Exploiting Modern Laptop Hardware
I’ve been in the pleasant position of developing strategy of how best to set up new hardware. Well, new to me, in any case. Through the generosity of Burt Humburg, I have a Razer Blade Pro laptop, which I think is a 2014 vintage model.
My previous personal laptop is a 2007-vintage Gateway MT6458, a dual-core machine that I upgraded to 4 GB of RAM and a 300GB PATA hard disk. It has been a pretty good platform, but getting cramped and crufty now. The optical drive packed it in earlier this year. It also has a progressive problem with overheating, requiring a laptop cooler in order to function when stressed. Some time previous, I had upgraded from Windows XP to Windows 7 on it.
Our file server uses a dedicated Linux installation. I have a 2007-vintage Macbook Pro that, amazingly enough, I was able to upgrade earlier this year to OS X Yosemite. My personal computing has long been mostly Windows applications, including CorelDraw, so I have interests in continuing to use various applications that don’t run well under Wine, legacy applications to handle data going back to the dawn of MS-DOS, and trying out some of the latest technologies, like apps for Windows 8 and 10.

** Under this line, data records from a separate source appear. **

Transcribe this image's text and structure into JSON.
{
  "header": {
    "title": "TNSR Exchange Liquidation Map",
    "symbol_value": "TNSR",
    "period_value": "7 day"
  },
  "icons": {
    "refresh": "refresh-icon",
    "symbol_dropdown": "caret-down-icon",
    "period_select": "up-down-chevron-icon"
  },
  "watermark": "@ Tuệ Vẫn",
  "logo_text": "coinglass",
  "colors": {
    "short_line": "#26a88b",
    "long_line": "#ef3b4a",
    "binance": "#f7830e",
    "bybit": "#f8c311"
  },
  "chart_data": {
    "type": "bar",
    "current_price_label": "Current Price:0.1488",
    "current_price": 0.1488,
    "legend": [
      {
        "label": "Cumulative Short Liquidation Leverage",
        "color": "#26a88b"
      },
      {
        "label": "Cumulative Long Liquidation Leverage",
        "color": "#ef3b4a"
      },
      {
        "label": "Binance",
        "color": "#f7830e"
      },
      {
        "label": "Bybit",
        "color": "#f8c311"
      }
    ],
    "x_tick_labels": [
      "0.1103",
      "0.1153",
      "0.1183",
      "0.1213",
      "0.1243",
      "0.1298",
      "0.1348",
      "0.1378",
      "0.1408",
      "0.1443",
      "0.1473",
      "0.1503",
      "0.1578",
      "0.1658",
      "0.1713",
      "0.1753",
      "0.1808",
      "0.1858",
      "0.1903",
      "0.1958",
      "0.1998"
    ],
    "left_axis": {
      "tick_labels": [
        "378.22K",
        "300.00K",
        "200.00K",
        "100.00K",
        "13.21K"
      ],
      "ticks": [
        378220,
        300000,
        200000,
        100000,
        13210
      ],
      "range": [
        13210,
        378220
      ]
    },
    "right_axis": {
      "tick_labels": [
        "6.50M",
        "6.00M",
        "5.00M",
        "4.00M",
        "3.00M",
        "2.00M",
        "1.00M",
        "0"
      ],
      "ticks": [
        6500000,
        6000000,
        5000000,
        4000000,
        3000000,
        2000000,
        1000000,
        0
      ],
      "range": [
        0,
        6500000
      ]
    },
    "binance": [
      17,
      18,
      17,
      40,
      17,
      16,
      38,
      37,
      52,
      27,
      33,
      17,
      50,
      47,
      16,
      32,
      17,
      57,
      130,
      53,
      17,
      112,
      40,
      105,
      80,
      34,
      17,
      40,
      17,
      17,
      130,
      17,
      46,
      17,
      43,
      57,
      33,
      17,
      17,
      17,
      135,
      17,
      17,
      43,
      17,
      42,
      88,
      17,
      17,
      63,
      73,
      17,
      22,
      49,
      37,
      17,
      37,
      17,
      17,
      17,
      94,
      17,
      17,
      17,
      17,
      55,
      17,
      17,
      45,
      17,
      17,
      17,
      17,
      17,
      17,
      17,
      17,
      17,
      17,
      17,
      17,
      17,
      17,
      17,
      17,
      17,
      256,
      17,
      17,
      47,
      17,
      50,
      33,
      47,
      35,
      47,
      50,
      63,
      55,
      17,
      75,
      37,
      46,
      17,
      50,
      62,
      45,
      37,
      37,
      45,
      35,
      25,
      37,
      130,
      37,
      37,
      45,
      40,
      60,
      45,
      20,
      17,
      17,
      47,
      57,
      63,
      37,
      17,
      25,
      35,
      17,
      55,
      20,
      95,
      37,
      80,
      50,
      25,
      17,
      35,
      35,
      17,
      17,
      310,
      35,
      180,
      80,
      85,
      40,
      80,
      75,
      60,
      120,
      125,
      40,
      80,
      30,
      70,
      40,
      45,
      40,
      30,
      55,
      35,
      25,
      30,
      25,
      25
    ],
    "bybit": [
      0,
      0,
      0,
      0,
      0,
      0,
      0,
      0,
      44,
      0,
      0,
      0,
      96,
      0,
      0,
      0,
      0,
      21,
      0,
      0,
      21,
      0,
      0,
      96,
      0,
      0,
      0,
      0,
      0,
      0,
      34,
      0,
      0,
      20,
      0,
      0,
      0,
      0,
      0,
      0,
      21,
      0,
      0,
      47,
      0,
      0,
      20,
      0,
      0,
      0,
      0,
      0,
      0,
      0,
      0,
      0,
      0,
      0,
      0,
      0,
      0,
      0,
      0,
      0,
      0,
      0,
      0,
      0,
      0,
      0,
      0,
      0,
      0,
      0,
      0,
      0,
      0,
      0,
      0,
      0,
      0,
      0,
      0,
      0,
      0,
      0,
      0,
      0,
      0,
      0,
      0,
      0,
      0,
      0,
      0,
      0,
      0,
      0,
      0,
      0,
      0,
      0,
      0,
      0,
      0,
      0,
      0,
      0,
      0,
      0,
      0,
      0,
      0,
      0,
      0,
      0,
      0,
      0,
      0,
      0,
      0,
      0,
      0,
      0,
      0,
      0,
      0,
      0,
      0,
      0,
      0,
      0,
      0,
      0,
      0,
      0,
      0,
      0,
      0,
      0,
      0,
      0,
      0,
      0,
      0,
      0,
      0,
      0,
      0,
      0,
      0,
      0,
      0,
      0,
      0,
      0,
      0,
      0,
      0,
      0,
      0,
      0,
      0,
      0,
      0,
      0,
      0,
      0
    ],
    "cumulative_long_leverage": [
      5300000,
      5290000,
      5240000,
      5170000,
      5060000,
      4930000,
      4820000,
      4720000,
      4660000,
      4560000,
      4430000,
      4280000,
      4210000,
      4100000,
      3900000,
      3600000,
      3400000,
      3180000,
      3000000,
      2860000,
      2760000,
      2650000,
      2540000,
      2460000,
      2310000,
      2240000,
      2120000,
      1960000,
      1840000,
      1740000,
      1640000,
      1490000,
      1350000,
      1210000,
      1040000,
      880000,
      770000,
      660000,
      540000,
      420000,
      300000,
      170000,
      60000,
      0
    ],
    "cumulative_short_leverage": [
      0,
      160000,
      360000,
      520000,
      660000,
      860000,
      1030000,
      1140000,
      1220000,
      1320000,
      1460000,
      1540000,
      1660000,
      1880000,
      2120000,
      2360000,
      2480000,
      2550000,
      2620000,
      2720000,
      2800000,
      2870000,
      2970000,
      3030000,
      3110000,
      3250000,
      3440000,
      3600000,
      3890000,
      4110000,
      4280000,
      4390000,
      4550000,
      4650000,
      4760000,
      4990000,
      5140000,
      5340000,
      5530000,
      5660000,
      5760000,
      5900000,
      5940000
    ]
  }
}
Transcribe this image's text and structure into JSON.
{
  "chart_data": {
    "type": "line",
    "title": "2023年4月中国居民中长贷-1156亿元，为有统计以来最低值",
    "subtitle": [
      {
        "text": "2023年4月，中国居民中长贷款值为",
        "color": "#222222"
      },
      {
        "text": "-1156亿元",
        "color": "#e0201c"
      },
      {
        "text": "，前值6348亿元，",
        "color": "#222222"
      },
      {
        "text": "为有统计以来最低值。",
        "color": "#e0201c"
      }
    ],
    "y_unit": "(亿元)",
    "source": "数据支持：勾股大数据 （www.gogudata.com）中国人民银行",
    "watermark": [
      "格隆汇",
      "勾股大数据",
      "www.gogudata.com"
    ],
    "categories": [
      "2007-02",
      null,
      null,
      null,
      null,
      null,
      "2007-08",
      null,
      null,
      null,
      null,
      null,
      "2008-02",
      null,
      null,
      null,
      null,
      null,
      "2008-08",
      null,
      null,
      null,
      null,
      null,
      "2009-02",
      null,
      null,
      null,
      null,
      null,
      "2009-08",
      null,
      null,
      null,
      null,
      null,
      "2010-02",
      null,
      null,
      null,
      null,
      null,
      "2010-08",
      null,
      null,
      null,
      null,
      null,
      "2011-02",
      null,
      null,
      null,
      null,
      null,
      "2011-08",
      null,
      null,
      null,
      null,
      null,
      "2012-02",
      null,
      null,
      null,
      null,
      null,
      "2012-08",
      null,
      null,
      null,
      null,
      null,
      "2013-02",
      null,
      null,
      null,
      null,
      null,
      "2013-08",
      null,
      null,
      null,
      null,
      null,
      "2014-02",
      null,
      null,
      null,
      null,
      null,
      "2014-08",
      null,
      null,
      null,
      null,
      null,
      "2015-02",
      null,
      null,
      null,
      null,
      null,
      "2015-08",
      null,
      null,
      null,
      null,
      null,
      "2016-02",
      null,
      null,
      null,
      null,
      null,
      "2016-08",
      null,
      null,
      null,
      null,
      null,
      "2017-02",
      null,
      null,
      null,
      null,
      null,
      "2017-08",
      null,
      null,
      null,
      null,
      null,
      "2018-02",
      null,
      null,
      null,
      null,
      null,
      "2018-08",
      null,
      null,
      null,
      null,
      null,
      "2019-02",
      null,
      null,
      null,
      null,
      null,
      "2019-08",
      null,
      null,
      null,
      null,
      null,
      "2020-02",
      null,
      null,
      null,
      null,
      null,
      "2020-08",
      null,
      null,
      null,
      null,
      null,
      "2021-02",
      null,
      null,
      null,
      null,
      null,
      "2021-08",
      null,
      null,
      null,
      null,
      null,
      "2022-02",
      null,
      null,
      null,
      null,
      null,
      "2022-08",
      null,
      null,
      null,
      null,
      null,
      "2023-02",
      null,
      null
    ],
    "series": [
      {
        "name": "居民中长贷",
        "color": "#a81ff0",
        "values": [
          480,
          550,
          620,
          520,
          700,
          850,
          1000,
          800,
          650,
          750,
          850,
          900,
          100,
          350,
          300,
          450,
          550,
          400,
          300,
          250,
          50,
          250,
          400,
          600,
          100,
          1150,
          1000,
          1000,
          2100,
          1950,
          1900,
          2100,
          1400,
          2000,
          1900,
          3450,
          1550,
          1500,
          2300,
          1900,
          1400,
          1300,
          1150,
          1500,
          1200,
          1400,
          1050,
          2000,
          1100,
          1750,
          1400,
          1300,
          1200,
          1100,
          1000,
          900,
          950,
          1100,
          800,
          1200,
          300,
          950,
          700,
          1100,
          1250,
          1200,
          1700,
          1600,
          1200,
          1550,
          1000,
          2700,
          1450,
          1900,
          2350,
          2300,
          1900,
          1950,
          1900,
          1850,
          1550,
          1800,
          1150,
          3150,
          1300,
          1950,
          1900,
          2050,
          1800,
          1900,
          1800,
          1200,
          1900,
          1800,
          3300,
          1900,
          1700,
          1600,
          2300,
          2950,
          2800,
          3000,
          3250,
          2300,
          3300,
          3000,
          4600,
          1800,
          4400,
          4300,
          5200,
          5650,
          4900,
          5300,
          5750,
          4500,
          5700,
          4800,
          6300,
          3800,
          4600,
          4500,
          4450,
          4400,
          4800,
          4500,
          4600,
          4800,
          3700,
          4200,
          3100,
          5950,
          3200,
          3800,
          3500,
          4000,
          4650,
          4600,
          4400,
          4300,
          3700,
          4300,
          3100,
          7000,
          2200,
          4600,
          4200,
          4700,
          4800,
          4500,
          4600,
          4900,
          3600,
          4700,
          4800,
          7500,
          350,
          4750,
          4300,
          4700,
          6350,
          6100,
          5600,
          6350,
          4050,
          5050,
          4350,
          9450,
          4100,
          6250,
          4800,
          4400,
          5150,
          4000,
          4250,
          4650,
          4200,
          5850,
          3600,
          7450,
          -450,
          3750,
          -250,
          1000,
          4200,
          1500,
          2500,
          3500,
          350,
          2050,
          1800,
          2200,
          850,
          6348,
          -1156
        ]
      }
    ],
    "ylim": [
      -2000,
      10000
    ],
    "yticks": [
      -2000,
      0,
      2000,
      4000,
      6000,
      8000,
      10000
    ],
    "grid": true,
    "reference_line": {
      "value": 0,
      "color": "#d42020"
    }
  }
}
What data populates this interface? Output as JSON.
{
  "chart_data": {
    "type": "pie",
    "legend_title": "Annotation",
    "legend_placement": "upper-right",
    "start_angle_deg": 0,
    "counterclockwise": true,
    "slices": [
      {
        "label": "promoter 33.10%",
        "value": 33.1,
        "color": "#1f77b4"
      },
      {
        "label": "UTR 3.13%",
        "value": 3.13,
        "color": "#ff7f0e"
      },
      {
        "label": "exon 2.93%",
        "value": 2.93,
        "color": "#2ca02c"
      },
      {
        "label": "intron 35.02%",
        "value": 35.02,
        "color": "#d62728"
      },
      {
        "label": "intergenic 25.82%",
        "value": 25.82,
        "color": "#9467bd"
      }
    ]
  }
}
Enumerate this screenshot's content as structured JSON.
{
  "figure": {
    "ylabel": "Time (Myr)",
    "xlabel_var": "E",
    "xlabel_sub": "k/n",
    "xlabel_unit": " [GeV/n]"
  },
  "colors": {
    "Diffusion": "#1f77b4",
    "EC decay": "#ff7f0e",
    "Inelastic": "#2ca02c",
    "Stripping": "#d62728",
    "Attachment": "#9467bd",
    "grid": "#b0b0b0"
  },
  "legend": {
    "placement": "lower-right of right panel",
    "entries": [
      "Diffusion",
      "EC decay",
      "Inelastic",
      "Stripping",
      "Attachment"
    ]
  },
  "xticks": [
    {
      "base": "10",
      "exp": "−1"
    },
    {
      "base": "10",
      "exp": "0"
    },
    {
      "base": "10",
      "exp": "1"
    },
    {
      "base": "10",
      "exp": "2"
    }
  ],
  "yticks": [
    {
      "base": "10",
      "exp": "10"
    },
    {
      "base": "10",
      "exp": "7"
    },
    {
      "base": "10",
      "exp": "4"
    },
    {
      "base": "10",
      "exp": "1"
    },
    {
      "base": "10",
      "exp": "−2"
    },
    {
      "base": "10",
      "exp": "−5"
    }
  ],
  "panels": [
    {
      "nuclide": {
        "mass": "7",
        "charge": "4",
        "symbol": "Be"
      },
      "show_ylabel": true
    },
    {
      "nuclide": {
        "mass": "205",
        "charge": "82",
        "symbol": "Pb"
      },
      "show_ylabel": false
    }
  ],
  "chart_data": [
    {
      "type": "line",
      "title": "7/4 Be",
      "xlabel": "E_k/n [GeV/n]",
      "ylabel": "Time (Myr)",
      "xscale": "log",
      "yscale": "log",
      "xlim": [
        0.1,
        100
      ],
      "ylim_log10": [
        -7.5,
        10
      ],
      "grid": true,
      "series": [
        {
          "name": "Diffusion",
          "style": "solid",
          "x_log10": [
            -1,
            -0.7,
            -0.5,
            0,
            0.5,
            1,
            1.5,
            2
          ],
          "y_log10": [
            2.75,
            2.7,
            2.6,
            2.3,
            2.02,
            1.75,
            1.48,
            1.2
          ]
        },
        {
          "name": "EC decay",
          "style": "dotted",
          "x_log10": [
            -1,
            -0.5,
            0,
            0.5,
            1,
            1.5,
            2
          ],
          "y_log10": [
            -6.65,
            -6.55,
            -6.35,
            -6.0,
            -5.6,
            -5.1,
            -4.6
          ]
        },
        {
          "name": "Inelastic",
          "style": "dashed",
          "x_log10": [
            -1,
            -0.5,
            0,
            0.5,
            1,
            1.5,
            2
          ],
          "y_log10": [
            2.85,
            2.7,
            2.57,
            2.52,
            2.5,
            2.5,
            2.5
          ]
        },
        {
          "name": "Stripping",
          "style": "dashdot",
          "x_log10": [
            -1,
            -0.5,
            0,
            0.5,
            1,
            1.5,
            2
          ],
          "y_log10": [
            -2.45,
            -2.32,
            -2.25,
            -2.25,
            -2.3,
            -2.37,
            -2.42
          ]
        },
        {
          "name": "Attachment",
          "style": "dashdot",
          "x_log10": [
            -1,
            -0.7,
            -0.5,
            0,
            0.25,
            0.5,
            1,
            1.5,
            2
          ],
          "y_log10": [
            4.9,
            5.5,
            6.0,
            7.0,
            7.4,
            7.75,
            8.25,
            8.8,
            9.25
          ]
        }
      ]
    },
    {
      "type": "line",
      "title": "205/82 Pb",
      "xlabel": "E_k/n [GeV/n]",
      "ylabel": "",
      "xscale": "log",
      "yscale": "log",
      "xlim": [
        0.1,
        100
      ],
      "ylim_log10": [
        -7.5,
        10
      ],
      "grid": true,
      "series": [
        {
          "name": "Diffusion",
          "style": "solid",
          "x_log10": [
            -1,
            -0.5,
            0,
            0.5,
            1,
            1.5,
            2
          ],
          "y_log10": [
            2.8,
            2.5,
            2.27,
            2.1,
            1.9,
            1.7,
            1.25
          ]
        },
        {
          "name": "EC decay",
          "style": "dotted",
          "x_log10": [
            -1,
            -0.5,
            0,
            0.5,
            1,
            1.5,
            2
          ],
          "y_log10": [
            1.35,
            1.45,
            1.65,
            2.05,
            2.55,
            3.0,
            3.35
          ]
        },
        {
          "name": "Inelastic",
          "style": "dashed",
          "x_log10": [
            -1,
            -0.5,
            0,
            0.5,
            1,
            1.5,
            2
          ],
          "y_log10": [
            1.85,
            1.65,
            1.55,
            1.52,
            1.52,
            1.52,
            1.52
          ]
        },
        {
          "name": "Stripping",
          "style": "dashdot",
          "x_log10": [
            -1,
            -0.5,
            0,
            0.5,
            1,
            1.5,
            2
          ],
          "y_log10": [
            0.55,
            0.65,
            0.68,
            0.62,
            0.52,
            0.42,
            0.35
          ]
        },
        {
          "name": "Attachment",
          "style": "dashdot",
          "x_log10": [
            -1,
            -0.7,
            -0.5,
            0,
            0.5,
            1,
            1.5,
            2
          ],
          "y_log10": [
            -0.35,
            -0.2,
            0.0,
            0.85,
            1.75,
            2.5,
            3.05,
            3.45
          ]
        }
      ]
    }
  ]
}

The Razer Blade Pro is quite a machine. It is a quad-core Intel I7-based machine, with 16 GB of RAM, and dual disks, a 500GB SSD and a 1TB SATA hard disk. It came with Windows 8.1 installed on the SSD. I hadn’t realized the dual disk nature of the machine and had started with an Ubuntu 14.04 LTS overwrite of the entire 1TB hard disk. I was surprised to find that Windows could still boot. Upon discovering that, I figured out doing the “reset to factory defaults” on the Windows installation. I then upgraded it to Windows 10, selecting the “copy nothing” setting to make sure it carried over nothing from the past.
I shrank the Windows partition from 500 GB to 400 GB, used 20 GB of the free space for swap, and installed Ubuntu 14.04 LTS again, this time on the 80 GB free space on the SSD. I re-partitioned the 1TB drive as an NTFS volume. My strategy is that I can dual-boot the system into either Windows 10 or Ubuntu 14.04 as seems appropriate to the task, then mount the 1TB drive from either OS that is running. Between these two, this takes care of hosting any modern application I want from either Windows or Linux. That leaves the legacy applications.
I have a lot of code I wrote for marine mammal research that is in Delphi versions 1 to 5. While I am moving to doing analyses in Python now, it is still useful to be able to examine, edit, and even run code in the Delphi 5 IDE. However, Delphi 5 does not want to install in Windows 10. I was able to get a partial installation going by telling the installer to ignore all database functionality. That isn’t really helpful, though, so I looked for a different approach.
Under Windows 7, there was the “Windows XP Mode”, a virtual machine running Windows XP. That did not carry over to Windows 10, though it is possible to go through a sequence of steps to extract the virtual hard drive and run it under Hyper-V. That only works in editions of Windows 10 beyond “Home”, and Home appears to be what I was saddled with following upgrading. With even more manual intervention, it is possible to get the virtual hard drive from “Windows XP Mode” running under VirtualBox, which I got going. A bit of fiddling with shared drives and a USB DVD drive let me get Delphi 5, C++ Builder 3, and MATLAB 7 installed on the XP VM. One gotcha is that the XP VM is only good for thirty days, and then must be activated with a product key for XP. So I ended up creating a new VM and installing a full Windows XP Pro disk I had on hand, because that way I had a code to go with the install. And then re-installing the various things I wanted for legacy applications. I can set the 1TB drive as a shared folder, so I can get to things on it from the VM directly. I’ll be stashing a backup of the pristine VM for safekeeping. Going one step further, to make a VM for a Windows 98 setup, would allow me to load CorelDraw 3, which I think would permit me to open CD 1 drawings, such as my illustrations for Dan Levine’s “Introduction Neural and Cognitive Modeling” and for my MS thesis. Getting that going looks to be far more involved, though.
On Windows 10, I’ve installed programming, database, video, audio, graphics, desktop publishing, and office software. I’ll be looking into podcast and video production with this setup, besides the usual coding and writing projects.